Ici, à D&D, on ne fait rien comme tout le monde. C’est pour cela qu’on a commencé en vous parlant de la mort du jazz. Afin de terminer notre oeuvre, nous aborderons successivement la naissance du jazz, puis l’apparition du swing et du be-bop, et enfin les expérimentations tonales et l’oeuvre de Bill Evans.

 

Pour ne point embêter le lecteur, hypocrite ami -référence littéraire sisi -, nous nous concentrerons ici sur quelques grands noms et grandes figures qui ont marqué l’histoire de cette musique.

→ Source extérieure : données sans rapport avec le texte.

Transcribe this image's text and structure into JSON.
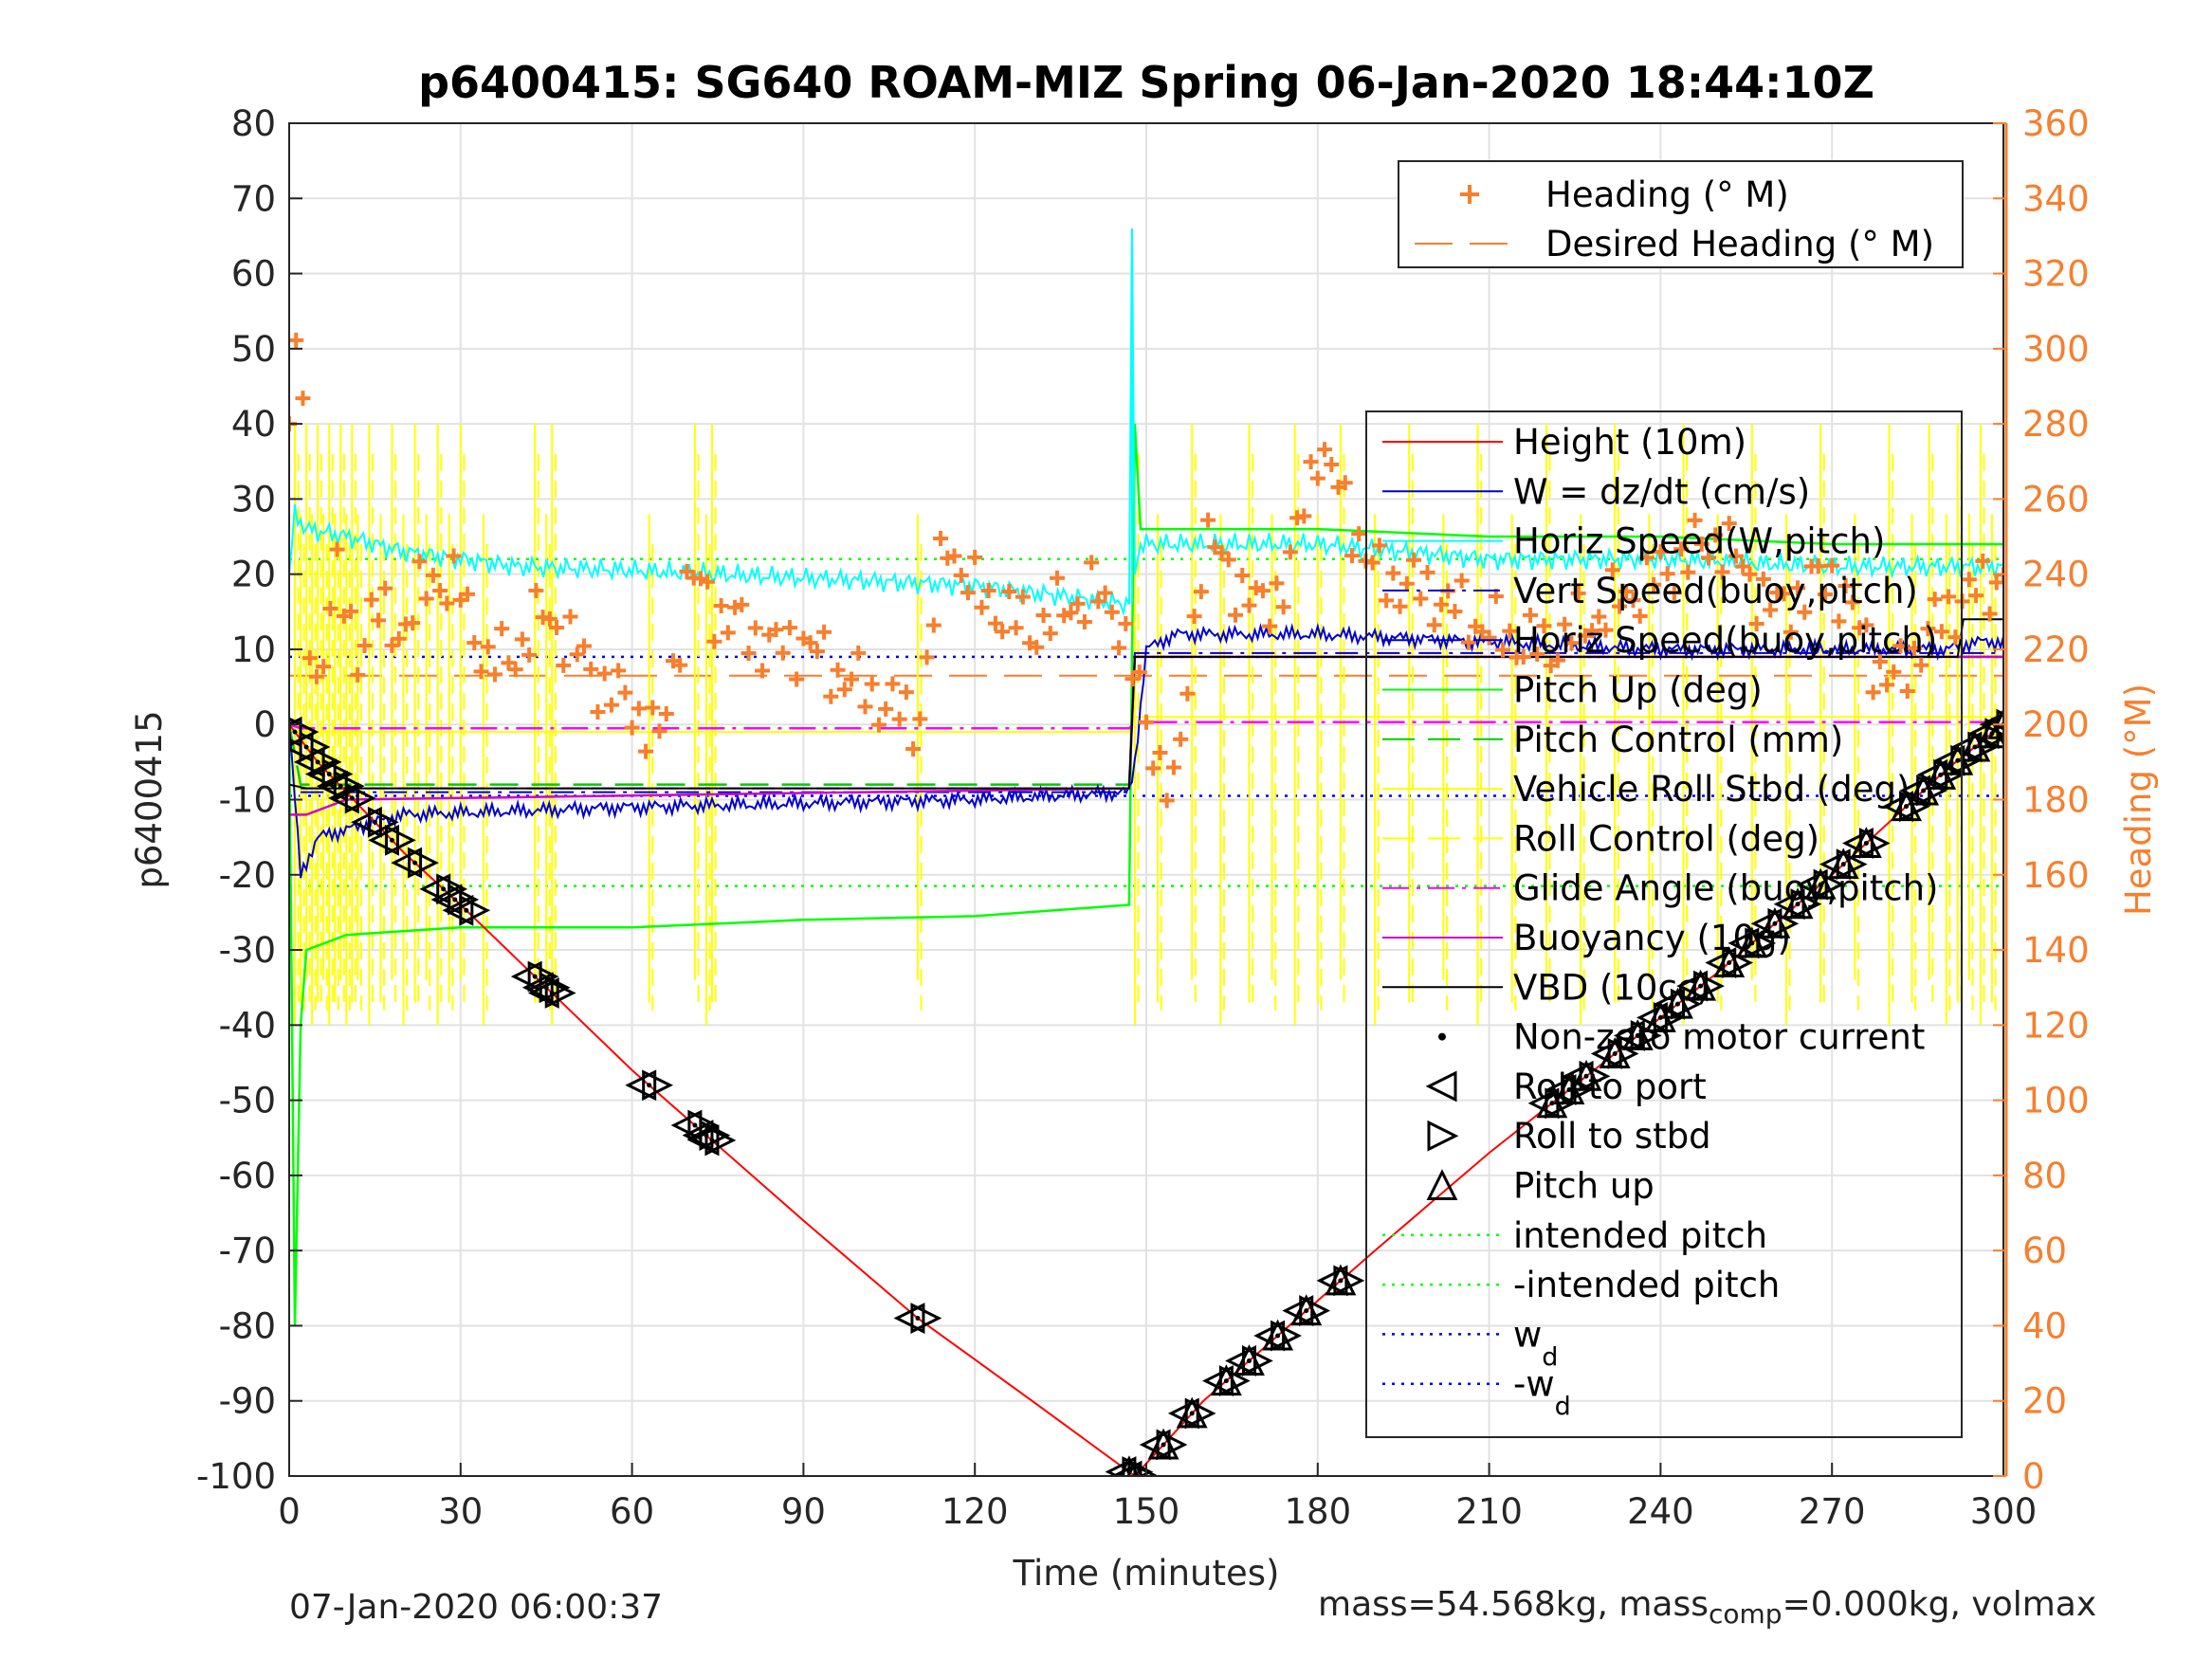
{
  "chart_data": {
    "type": "line",
    "title": "p6400415: SG640 ROAM-MIZ Spring 06-Jan-2020 18:44:10Z",
    "xlabel": "Time (minutes)",
    "ylabel": "p6400415",
    "y2label": "Heading (°M)",
    "xlim": [
      0,
      300
    ],
    "ylim": [
      -100,
      80
    ],
    "y2lim": [
      0,
      360
    ],
    "xticks": [
      "0",
      "30",
      "60",
      "90",
      "120",
      "150",
      "180",
      "210",
      "240",
      "270",
      "300"
    ],
    "yticks": [
      "80",
      "70",
      "60",
      "50",
      "40",
      "30",
      "20",
      "10",
      "0",
      "-10",
      "-20",
      "-30",
      "-40",
      "-50",
      "-60",
      "-70",
      "-80",
      "-90",
      "-100"
    ],
    "y2ticks": [
      "360",
      "340",
      "320",
      "300",
      "280",
      "260",
      "240",
      "220",
      "200",
      "180",
      "160",
      "140",
      "120",
      "100",
      "80",
      "60",
      "40",
      "20",
      "0"
    ],
    "grid": true,
    "colors": {
      "height": "#ff0000",
      "w": "#0000cc",
      "horiz_speed_w": "#00ffff",
      "vert_speed_buoy": "#0000cc",
      "horiz_speed_buoy": "#0000cc",
      "pitch_up": "#00ff00",
      "pitch_control": "#00cc00",
      "roll": "#ffff00",
      "roll_control": "#ffff00",
      "glide_angle": "#ff00ff",
      "buoyancy": "#cc00cc",
      "vbd": "#000000",
      "heading": "#f77f2d",
      "intended_pitch": "#00ff00",
      "wd": "#0000ff"
    },
    "heading_legend": [
      {
        "name": "Heading (° M)",
        "style": "plus"
      },
      {
        "name": "Desired Heading (° M)",
        "style": "dash"
      }
    ],
    "legend": [
      {
        "name": "Height (10m)",
        "style": "solid",
        "color": "#ff0000"
      },
      {
        "name": "W = dz/dt (cm/s)",
        "style": "solid",
        "color": "#0000cc"
      },
      {
        "name": "Horiz Speed(W,pitch)",
        "style": "solid",
        "color": "#00ffff"
      },
      {
        "name": "Vert Speed(buoy,pitch)",
        "style": "dashdot",
        "color": "#0000cc"
      },
      {
        "name": "Horiz Speed(buoy,pitch)",
        "style": "dash",
        "color": "#0000cc"
      },
      {
        "name": "Pitch Up (deg)",
        "style": "solid",
        "color": "#00ff00"
      },
      {
        "name": "Pitch Control (mm)",
        "style": "dash",
        "color": "#00cc00"
      },
      {
        "name": "Vehicle Roll Stbd (deg)",
        "style": "solid",
        "color": "#ffff00"
      },
      {
        "name": "Roll Control (deg)",
        "style": "dash",
        "color": "#ffff00"
      },
      {
        "name": "Glide Angle (buoy,pitch)",
        "style": "dashdot",
        "color": "#ff00ff"
      },
      {
        "name": "Buoyancy (10g)",
        "style": "solid",
        "color": "#cc00cc"
      },
      {
        "name": "VBD (10cc)",
        "style": "solid",
        "color": "#000000"
      },
      {
        "name": "Non-zero motor current",
        "style": "dot",
        "color": "#000000"
      },
      {
        "name": "Roll to port",
        "style": "tri-left",
        "color": "#000000"
      },
      {
        "name": "Roll to stbd",
        "style": "tri-right",
        "color": "#000000"
      },
      {
        "name": "Pitch up",
        "style": "tri-up",
        "color": "#000000"
      },
      {
        "name": "intended pitch",
        "style": "dotted",
        "color": "#00ff00"
      },
      {
        "name": "-intended pitch",
        "style": "dotted",
        "color": "#00ff00"
      },
      {
        "name": "w",
        "sub": "d",
        "style": "dotted",
        "color": "#0000ff"
      },
      {
        "name": "-w",
        "sub": "d",
        "style": "dotted",
        "color": "#0000ff"
      }
    ],
    "height_series": {
      "x": [
        0,
        5,
        10,
        20,
        30,
        45,
        60,
        75,
        90,
        110,
        130,
        148,
        160,
        175,
        190,
        210,
        230,
        250,
        270,
        290,
        300
      ],
      "y": [
        0,
        -5,
        -9,
        -17,
        -24,
        -35,
        -46,
        -56,
        -66,
        -79,
        -90,
        -100,
        -90,
        -80,
        -70,
        -57,
        -45,
        -33,
        -20,
        -6,
        0
      ]
    },
    "w_series": {
      "x": [
        0,
        2,
        5,
        20,
        40,
        60,
        90,
        120,
        147,
        148,
        150,
        155,
        180,
        210,
        240,
        270,
        290,
        295,
        300
      ],
      "y": [
        0,
        -20,
        -15,
        -12,
        -11.5,
        -11,
        -10.5,
        -10,
        -9,
        -5,
        10,
        12,
        12,
        11,
        10,
        10,
        10,
        11,
        11
      ]
    },
    "horiz_speed_series": {
      "x": [
        0,
        1,
        3,
        10,
        20,
        40,
        60,
        90,
        120,
        147,
        147.5,
        148,
        149,
        152,
        180,
        210,
        240,
        270,
        300
      ],
      "y": [
        20,
        28,
        26,
        25,
        23,
        21,
        20.5,
        19.5,
        18.5,
        16,
        66,
        20,
        24,
        24,
        24,
        22,
        22,
        21,
        21
      ]
    },
    "pitch_series": {
      "x": [
        0,
        1,
        2,
        3,
        10,
        30,
        60,
        90,
        120,
        147,
        148,
        149,
        152,
        180,
        210,
        240,
        270,
        300
      ],
      "y": [
        0,
        -80,
        -40,
        -30,
        -28,
        -27,
        -27,
        -26,
        -25.5,
        -24,
        40,
        26,
        26,
        26,
        25,
        25,
        24,
        24
      ]
    },
    "pitch_control_series": {
      "x": [
        0,
        2,
        147,
        148,
        300
      ],
      "y": [
        0,
        -8,
        -8,
        9,
        9
      ]
    },
    "roll_base_series": {
      "x": [
        0,
        147,
        148,
        300
      ],
      "y": [
        -1,
        -1,
        1,
        1
      ]
    },
    "glide_series": {
      "x": [
        0,
        2,
        147,
        148,
        300
      ],
      "y": [
        0,
        -0.5,
        -0.5,
        0.3,
        0.3
      ]
    },
    "buoyancy_series": {
      "x": [
        0,
        3,
        10,
        147,
        148,
        300
      ],
      "y": [
        -12,
        -12,
        -10,
        -8.5,
        9,
        9
      ]
    },
    "vbd_series": {
      "x": [
        0,
        3,
        147,
        148,
        292,
        293,
        300
      ],
      "y": [
        -8,
        -8.5,
        -8.5,
        9,
        9,
        14,
        14
      ]
    },
    "intended_pitch": [
      22,
      -21.5
    ],
    "wd": [
      9,
      -9.5
    ],
    "desired_heading": 213,
    "heading_points": {
      "x": [
        0,
        1,
        2,
        3,
        5,
        8,
        12,
        15,
        20,
        25,
        30,
        35,
        40,
        45,
        50,
        55,
        60,
        65,
        70,
        75,
        80,
        85,
        90,
        95,
        100,
        105,
        110,
        115,
        120,
        125,
        130,
        135,
        140,
        145,
        150,
        155,
        160,
        165,
        170,
        175,
        180,
        190,
        200,
        210,
        220,
        230,
        240,
        250,
        260,
        270,
        280,
        290,
        300
      ],
      "y": [
        280,
        300,
        310,
        230,
        210,
        240,
        220,
        230,
        225,
        240,
        235,
        215,
        220,
        230,
        220,
        210,
        205,
        195,
        240,
        230,
        225,
        220,
        222,
        215,
        210,
        205,
        200,
        250,
        235,
        230,
        225,
        230,
        235,
        230,
        200,
        180,
        250,
        240,
        230,
        240,
        275,
        240,
        235,
        225,
        220,
        230,
        240,
        250,
        230,
        240,
        210,
        230,
        240
      ]
    },
    "marker_times": [
      1,
      3,
      5,
      7,
      9,
      11,
      15,
      18,
      22,
      27,
      29,
      31,
      43,
      45,
      46,
      63,
      71,
      73,
      74,
      110,
      147,
      148,
      153,
      158,
      164,
      168,
      173,
      178,
      184,
      221,
      224,
      227,
      232,
      236,
      240,
      243,
      247,
      252,
      256,
      260,
      264,
      268,
      272,
      276,
      283,
      286,
      289,
      292,
      295,
      298,
      300
    ]
  },
  "footer": {
    "left": "07-Jan-2020 06:00:37",
    "right": "mass=54.568kg, mass",
    "right_sub": "comp",
    "right_tail": "=0.000kg, volmax"
  }
}
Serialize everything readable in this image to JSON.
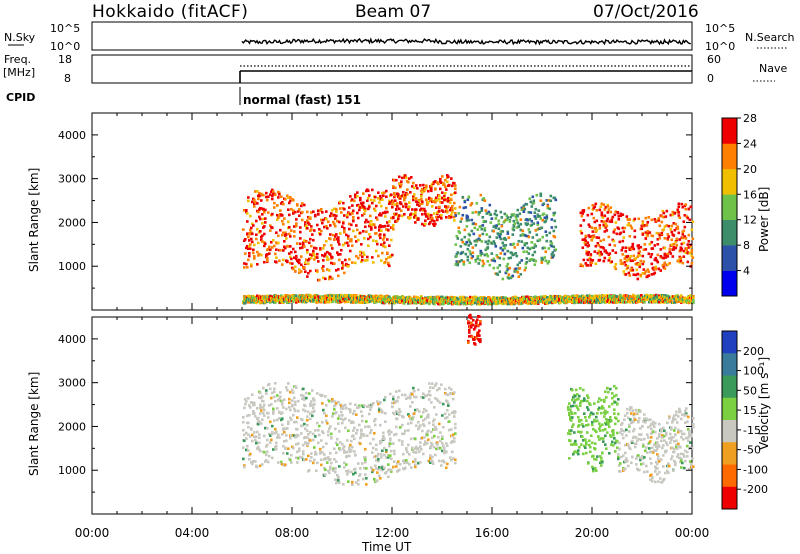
{
  "header": {
    "station": "Hokkaido (fitACF)",
    "beam": "Beam 07",
    "date": "07/Oct/2016"
  },
  "summary": {
    "nsky_label": "N.Sky",
    "nsky_ticks": [
      "10^5",
      "10^0"
    ],
    "nsearch_label": "N.Search",
    "freq_label_1": "Freq.",
    "freq_label_2": "[MHz]",
    "freq_ticks": [
      "18",
      "8"
    ],
    "nave_label": "Nave",
    "nave_ticks": [
      "60",
      "0"
    ],
    "cpid_label": "CPID",
    "cpid_value": "normal (fast) 151"
  },
  "chart_data": [
    {
      "type": "heatmap",
      "panel": "power",
      "ylabel": "Slant Range [km]",
      "xlabel": "",
      "ylim": [
        0,
        4500
      ],
      "y_ticks": [
        "1000",
        "2000",
        "3000",
        "4000"
      ],
      "colorbar_label": "Power [dB]",
      "colorbar_ticks": [
        "4",
        "8",
        "12",
        "16",
        "20",
        "24",
        "28"
      ],
      "colors": [
        "#0000ee",
        "#2b52a8",
        "#3d8c6a",
        "#6ec24a",
        "#f0c000",
        "#ff7f00",
        "#ee0000"
      ],
      "echo_regions": [
        {
          "start_ut": 6.0,
          "end_ut": 12.0,
          "range_km": [
            900,
            2600
          ],
          "level": "high"
        },
        {
          "start_ut": 12.0,
          "end_ut": 14.5,
          "range_km": [
            2000,
            3000
          ],
          "level": "high"
        },
        {
          "start_ut": 14.5,
          "end_ut": 18.5,
          "range_km": [
            900,
            2500
          ],
          "level": "low"
        },
        {
          "start_ut": 19.5,
          "end_ut": 24.0,
          "range_km": [
            900,
            2300
          ],
          "level": "high"
        },
        {
          "start_ut": 6.0,
          "end_ut": 24.0,
          "range_km": [
            180,
            350
          ],
          "level": "mixed"
        }
      ]
    },
    {
      "type": "heatmap",
      "panel": "velocity",
      "ylabel": "Slant Range [km]",
      "xlabel": "Time UT",
      "ylim": [
        0,
        4500
      ],
      "y_ticks": [
        "1000",
        "2000",
        "3000",
        "4000"
      ],
      "colorbar_label": "Velocity [m s⁻¹]",
      "colorbar_ticks": [
        "200",
        "100",
        "50",
        "15",
        "-15",
        "-50",
        "-100",
        "-200"
      ],
      "colors": [
        "#2040c0",
        "#3a7a9a",
        "#3a9a5a",
        "#7ad040",
        "#c8c8c0",
        "#f0a020",
        "#ff6a00",
        "#ee0000"
      ],
      "x_ticks": [
        "00:00",
        "04:00",
        "08:00",
        "12:00",
        "16:00",
        "20:00",
        "00:00"
      ],
      "echo_regions": [
        {
          "start_ut": 6.0,
          "end_ut": 14.5,
          "range_km": [
            900,
            2800
          ],
          "level": "near-zero"
        },
        {
          "start_ut": 19.0,
          "end_ut": 21.0,
          "range_km": [
            1200,
            2800
          ],
          "level": "positive"
        },
        {
          "start_ut": 15.0,
          "end_ut": 15.5,
          "range_km": [
            3900,
            4500
          ],
          "level": "negative"
        },
        {
          "start_ut": 21.0,
          "end_ut": 24.0,
          "range_km": [
            900,
            2300
          ],
          "level": "near-zero"
        }
      ]
    }
  ]
}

Le lecteur avide d’exhaustivité se tournera vers de nombreux ouvrages traitant de la question, parmi lesquels nous recommanderons L’histoire du jazz, aux Editions Larousse.

New Orleans – The Beginning

Comme chacun le sait, le Jazz est né à la Nouvelle-Orléans, ancienne colonie française de Louisiane, dans les années 1880, et plus particulièrement dans le quartier de Storyville. La Nouvelle-Orléans était en fait la seule ville des Etats-Unis où les Noirs avaient le droit de se réunir. Ceux-ci, récupérant à bas prix les instruments des fanfares militaires de la guerre de Sécession, terminée depuis peu, se mirent à en jouer, ensemble, dans des cafés et des clubs mal famés.

Le Carnaval de la Nouvelle-Orléans, créé en 1885, offre à ces musiciens avant-gardistes la possibilité de jouer dans les rues. On ne joue pas de piano, ni de contrebasse, ces instruments étant trop chers et trop peu transportables ( la ligne de basse est jouée par la clarinette basse, et la ligne mélodique par le cornet ). La majeure partie des morceaux de l’époque sont des marches, adaptées et transformées sur des harmonies & des rythmes nouveaux. Tous les instruments improvisent simultanément, sur une tonalité donnée.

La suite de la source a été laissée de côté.